Similar to last week, I will discuss a paper about input segmentation. The paper is not directly about machine translation or multilinguality but brings interesting insights for Transformer models in general. The title of the paper is How BPE affects memorization in Transformers, it has authors from Facebook AI and the preprint appeared on Thursday on arXiv.

The paper presents a series of experiments with Transformer models for natural language inferences and different sizes of BPE-based vocabulary by which they want to measure to what extent the models memorize the training data (while ignoring generalization). They came up with three measures for memorization:

  1. Being able to memorize data with random labels;

  2. Comparing the confidence of the model on training and validation data;

  3. Ability to reconstruct the training data.

An obvious question: how can a classifier reconstruct the training data? The answer is: the classifier can be in fact a language model that predicts the classification label as the last token after the sentence. Besides this special setup, they also tried a standard classifier on top of a Transformer encoder and training with the masked language modeling objective.

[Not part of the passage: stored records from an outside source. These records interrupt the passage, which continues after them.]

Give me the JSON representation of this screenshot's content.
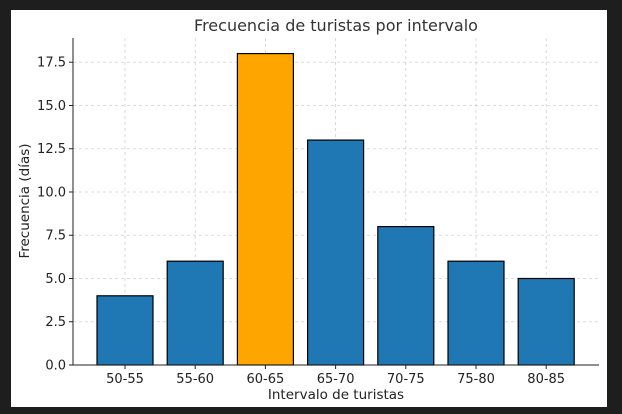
{
  "chart_data": {
    "type": "bar",
    "title": "Frecuencia de turistas por intervalo",
    "xlabel": "Intervalo de turistas",
    "ylabel": "Frecuencia (días)",
    "categories": [
      "50-55",
      "55-60",
      "60-65",
      "65-70",
      "70-75",
      "75-80",
      "80-85"
    ],
    "values": [
      4,
      6,
      18,
      13,
      8,
      6,
      5
    ],
    "highlighted_category": "60-65",
    "ylim": [
      0,
      18.9
    ],
    "yticks": [
      "0.0",
      "2.5",
      "5.0",
      "7.5",
      "10.0",
      "12.5",
      "15.0",
      "17.5"
    ],
    "grid": true,
    "colors": {
      "bar": "#1f77b4",
      "highlight": "#ffa500",
      "edge": "#000000",
      "grid": "#d0d0d0"
    }
  }
}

All the experiments show that the larger the vocabulary, the more the models tend to memorize. This sounds like a trivial claim: more parameters mean more memorization. The authors however hypothesize that this is due to the sequences being shorter. To support the claim, they conduct further experiments to disprove that the reason is the number of parameters in the embedding layer or that the is due to compressing the input information (having in mind that BPE was originally a compression algorithm).

Their conclusion that it is the sequence length that matters makes intuitive sense. The Transformer architecture internally compares all input token pairs many times and the number of token combinations grows quadratically with the sequence length. When we imagine the classification as searching for particular relation in the input, it totally makes sense that the fewer possible relations we have, the easier it is to find something.

I guess this can lead to interesting applications. If we can say in advance or somehow learn what is worth memorizing (e.g., idioms) and what not (proper names), it might be possible to design segmentations with desirable properties leading to better generalization. Or maybe the best thing might be learning the segmentation jointly with the models, which is obviously a hard task (otherwise someone would have already done that).